Kees van Raad (Tax Treaties)

Professor Kees van Raad is chairman of the International Tax Center Leiden, of counsel to Loyens & Loeff and past Professor of International Tax Law at the University of Leiden. He is also chair of the International Fiscal Association’s Jury for the annual Mitchell B. Carroll Prize and a member of the Advisory Panel of BRITACOM (the tax branch of the organization set up to develop and implement China’s Belt and Road Initiative).
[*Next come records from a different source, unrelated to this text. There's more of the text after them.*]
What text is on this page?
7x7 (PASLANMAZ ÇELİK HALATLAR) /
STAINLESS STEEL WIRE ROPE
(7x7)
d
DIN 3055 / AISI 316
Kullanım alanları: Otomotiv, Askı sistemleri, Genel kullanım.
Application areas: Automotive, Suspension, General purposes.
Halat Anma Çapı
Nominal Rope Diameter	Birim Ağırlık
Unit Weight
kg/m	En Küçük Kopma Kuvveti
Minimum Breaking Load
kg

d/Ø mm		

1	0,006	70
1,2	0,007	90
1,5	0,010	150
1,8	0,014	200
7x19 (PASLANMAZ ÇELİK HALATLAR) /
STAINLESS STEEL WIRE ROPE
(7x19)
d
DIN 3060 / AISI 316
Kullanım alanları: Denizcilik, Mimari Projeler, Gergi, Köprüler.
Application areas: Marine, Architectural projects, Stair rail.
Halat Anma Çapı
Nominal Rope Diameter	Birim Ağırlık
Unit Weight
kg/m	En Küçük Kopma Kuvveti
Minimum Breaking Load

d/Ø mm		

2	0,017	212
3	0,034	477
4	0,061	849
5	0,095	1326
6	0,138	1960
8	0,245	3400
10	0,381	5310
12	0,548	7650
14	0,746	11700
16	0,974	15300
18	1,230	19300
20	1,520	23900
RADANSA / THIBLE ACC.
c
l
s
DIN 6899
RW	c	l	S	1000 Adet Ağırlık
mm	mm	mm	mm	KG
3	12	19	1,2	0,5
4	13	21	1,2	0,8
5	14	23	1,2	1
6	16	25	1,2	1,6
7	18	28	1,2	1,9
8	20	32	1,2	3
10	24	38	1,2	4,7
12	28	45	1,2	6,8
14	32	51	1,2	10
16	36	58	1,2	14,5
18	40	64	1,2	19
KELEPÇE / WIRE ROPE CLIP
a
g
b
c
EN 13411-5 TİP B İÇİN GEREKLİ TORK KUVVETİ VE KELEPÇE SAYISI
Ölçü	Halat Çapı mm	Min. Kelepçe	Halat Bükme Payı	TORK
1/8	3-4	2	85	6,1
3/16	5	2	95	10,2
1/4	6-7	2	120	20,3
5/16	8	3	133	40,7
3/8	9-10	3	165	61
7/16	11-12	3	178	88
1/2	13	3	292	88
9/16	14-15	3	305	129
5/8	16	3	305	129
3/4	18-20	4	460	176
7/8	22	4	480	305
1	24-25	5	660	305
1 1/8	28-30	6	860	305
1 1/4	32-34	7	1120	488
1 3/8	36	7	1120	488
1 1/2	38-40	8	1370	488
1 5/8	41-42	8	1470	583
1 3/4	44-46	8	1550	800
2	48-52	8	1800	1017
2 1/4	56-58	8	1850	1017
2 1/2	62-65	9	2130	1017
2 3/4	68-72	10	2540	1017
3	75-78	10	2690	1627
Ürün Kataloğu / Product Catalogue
He was earlier a member (1999-2012) and chairman (2006-2012) of the Executive Board of the European Association of Tax Law Professors, a member (2003-2015) of the Supervisory Board of the Max Planck Institute for Tax Law and Public Finance in Munich, Germany and a member (1988-2019) of the IBFD Board of Trustees / Advisory Council. Kees van Raad has published widely on international tax law issues in general and tax treaties in particular and has taught at many foreign universities.

Jeffrey Waincymer (Comparative Evidence in International Arbitration)

Professor Jeffrey Waincymer’s research and teaching is primarily in the fields of international trade and investment law, international dispute settlement, arbitration, taxation and mooting. He is the author of Procedure and Evidence in International Arbitration; WTO Litigation: Procedural Aspects of Formal Dispute Settlement; and Australian Income Tax: Principles and Policy (2nd ed) and is a joint author of A Guide to the UNCITRAL Arbitration Rules; A Practical Guide to International Commercial Arbitration; and also International Trade Law: Commentary and Materials (2nd ed).

Professor Jeffrey Waincymer has also been an arbitrator for a range of institutions including the ICC, SIAC, VIAC and HKIAC, as well as having been an ad hoc appointed arbitrator. He also practices mediation and acts as an expert witness, trade and investment consultant and mediator. He has previously been an Australian Government Nominee as a non-governmental panellist for the WTO and  ICSID.